Allerdings könnte die bevorstehende Europawahl, an denen Großbritannien nun wohl oder
übel teilnehmen muss, zu größeren politischen Turbulenzen auf europäischer Ebene führen
- dies insbesondere, wenn eine europafeindliche britische Partei ihren Einfluss in
Brüssel vergrößert.
Nach jüngsten Umfragen im Vorfeld der Wahlen im Mai sind zwar keine substantiellen
Umwälzungen zu erwarten. Die euroskeptischen Parteien legen wahrscheinlich etwas zu,
werden aber wohl in der Minderheit bleiben, was allerdings nicht heißt, dass ihr
Stimmenzuwachs ohne Folgen bleiben wird. Der Urnengang dürfte für die Politik in den
einzelnen EU-Mitgliedstaaten paradoxerweise mehr Einfluss als auf europäischer Ebene
haben. Falls beispielsweise die italienische Protestpartei Lega sehr gut bei den
EU-Wahlen abschneiden würde, könnte sie sich aus der derzeitigen Regierungskoalition
mit der FünfSterne-Bewegung lösen und Neuwahlen im Land erzwingen wollen. Das wäre
wohl längerfristig gut für Italiens Wirtschaft, dürfte aber kurzfristig die Unsicherheit
erhöhen.
Unter den Hauptgründen für den Aufstieg der europafeindlichen Parteien sind die
anhaltenden wirtschaftlichen Unterschiede zwischen einigen Ländern der Eurozone zu nennen.
Sie stellen große Herausforderungen für den Euro als Einheitswährung und für die EZB als
Verwalterin des Systems dar. Die Notwendigkeit, die wirtschaftlichen Unterschiede bei
gleichzeitiger Nutzung einer einheitlichen Währung zu überwinden, wird weitere
Anti-Euro-Bewegungen in wirtschaftlich schwächeren Ländern fördern, die den Euro zum
Sündenbock für hausgemachte Reformfehler machen.

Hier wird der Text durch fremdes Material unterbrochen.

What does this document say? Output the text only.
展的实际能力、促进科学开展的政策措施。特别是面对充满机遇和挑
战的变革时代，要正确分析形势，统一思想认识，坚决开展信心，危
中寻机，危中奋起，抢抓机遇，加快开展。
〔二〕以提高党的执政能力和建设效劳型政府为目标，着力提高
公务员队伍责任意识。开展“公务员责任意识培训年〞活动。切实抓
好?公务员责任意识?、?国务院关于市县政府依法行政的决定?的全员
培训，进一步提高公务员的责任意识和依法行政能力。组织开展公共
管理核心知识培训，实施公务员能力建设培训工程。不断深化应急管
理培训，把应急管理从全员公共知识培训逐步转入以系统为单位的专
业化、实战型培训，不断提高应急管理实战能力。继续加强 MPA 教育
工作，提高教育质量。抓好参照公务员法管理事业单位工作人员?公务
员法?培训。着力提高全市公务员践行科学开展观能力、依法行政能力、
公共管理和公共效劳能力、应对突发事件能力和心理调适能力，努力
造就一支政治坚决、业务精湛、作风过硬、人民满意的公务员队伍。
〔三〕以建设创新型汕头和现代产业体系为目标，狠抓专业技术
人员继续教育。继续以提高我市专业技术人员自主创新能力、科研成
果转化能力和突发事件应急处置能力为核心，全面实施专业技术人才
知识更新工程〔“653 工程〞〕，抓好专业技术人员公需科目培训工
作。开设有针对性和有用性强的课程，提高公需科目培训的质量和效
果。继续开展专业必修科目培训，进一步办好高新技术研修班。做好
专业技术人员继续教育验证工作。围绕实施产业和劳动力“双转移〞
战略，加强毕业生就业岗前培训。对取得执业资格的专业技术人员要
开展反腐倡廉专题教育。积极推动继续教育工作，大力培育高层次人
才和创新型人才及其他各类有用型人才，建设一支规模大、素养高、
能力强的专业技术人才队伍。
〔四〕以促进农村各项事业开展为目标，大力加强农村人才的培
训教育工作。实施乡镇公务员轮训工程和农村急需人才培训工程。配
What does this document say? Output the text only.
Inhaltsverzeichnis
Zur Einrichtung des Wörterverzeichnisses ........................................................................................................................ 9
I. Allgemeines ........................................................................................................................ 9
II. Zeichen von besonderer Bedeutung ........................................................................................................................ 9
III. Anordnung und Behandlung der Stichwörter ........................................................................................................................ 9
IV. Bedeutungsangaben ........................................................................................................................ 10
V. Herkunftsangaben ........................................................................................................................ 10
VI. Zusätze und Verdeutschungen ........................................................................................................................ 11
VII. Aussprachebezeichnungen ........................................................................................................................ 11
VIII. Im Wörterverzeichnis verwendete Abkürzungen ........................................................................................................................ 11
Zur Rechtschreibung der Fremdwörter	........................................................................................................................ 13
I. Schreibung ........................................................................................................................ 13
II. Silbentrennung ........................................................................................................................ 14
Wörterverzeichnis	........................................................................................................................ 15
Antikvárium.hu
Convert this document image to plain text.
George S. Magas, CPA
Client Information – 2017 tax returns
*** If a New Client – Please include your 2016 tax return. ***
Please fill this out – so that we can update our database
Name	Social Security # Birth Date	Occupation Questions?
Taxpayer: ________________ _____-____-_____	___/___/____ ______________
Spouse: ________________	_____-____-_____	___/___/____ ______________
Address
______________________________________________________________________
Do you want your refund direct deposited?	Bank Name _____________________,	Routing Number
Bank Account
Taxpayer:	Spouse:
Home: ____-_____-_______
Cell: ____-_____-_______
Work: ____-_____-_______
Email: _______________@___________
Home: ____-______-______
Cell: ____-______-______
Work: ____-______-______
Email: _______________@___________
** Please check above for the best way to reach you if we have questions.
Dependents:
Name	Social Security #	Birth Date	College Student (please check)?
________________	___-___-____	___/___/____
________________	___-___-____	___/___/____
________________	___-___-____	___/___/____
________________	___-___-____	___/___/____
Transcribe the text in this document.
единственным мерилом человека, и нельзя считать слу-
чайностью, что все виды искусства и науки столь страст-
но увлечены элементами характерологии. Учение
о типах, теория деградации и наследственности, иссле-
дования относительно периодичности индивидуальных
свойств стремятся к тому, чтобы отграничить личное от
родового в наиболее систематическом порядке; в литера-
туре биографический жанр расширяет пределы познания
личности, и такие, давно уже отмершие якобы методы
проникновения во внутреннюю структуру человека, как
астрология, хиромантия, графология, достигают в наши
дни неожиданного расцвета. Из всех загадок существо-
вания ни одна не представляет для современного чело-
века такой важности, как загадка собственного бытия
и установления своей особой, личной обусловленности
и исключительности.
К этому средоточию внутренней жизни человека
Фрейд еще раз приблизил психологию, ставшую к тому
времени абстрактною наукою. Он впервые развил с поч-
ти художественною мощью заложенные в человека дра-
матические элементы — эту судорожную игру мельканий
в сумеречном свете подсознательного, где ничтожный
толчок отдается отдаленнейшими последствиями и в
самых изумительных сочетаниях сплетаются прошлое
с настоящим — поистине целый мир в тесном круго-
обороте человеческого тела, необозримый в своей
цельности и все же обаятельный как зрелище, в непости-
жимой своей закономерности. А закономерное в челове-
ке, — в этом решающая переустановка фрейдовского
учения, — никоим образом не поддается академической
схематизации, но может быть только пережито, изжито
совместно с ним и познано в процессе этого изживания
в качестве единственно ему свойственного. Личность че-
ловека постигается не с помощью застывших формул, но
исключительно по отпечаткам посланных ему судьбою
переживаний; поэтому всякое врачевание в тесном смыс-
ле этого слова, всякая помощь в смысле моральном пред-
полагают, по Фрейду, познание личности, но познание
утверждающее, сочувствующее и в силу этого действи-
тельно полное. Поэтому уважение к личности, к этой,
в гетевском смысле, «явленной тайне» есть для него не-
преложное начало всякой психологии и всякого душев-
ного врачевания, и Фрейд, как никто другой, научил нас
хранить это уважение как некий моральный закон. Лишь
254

Gemeinschaftswährung als Sündenbock
Über die letzten Jahre hinweg löste der Euro die nationalen Währungen von 19 der 28
EUMitgliedstaaten ab. Er förderte den innereuropäischen Handel, indem er das Währungsrisiko
ausschloß, und brachte damit die Länder der Eurozone in Kombination mit einem gemeinsamen
Arbeits- und Binnenmarkt näher zusammen. Dies förderte den Wettbewerb und führte zu einer
effizienteren Ressourcennutzung. Weiterhin unterstützte er die Schaffung eines gemeinsamen
Finanzmarktes, obwohl das europäische Bankensystem immer noch weniger integriert ist als
erwartet. Global konnte der Euro ebenfalls punkten, denn er erleichterte ausländischen
Investoren den Marktzugang und machte ausländische Direktinvestitionen attraktiver.
Soweit so gut.
Eine Einheitswährung ist allerdings kein Allheilmittel, schon gar nicht für grundlegende
strukturelle Probleme, wie beispielsweise einen ineffizienten Arbeitsmarkt oder öffentlichen
Dienst. Ebenso kann die Währung fehlende institutionelle Rahmenbedingungen wie eine
gemeinsame Fiskalpolitik oder Einwanderungspolitik natürlich nicht ausgleichen. Die
wirtschaftliche Entwicklung der einzelnen Länder der Eurozone unterscheidet sich zum Teil
erheblich. Mit dem Beitritt zum Euro verliert ein Land jedoch die Möglichkeit über die eigene
Währung, diese Unterschiede auszugleichen. Schließlich ist die EZB gezwungen, eine
einheitliche Geldpolitik für alle Länder in einer Art Universalstrategie durchzusetzen.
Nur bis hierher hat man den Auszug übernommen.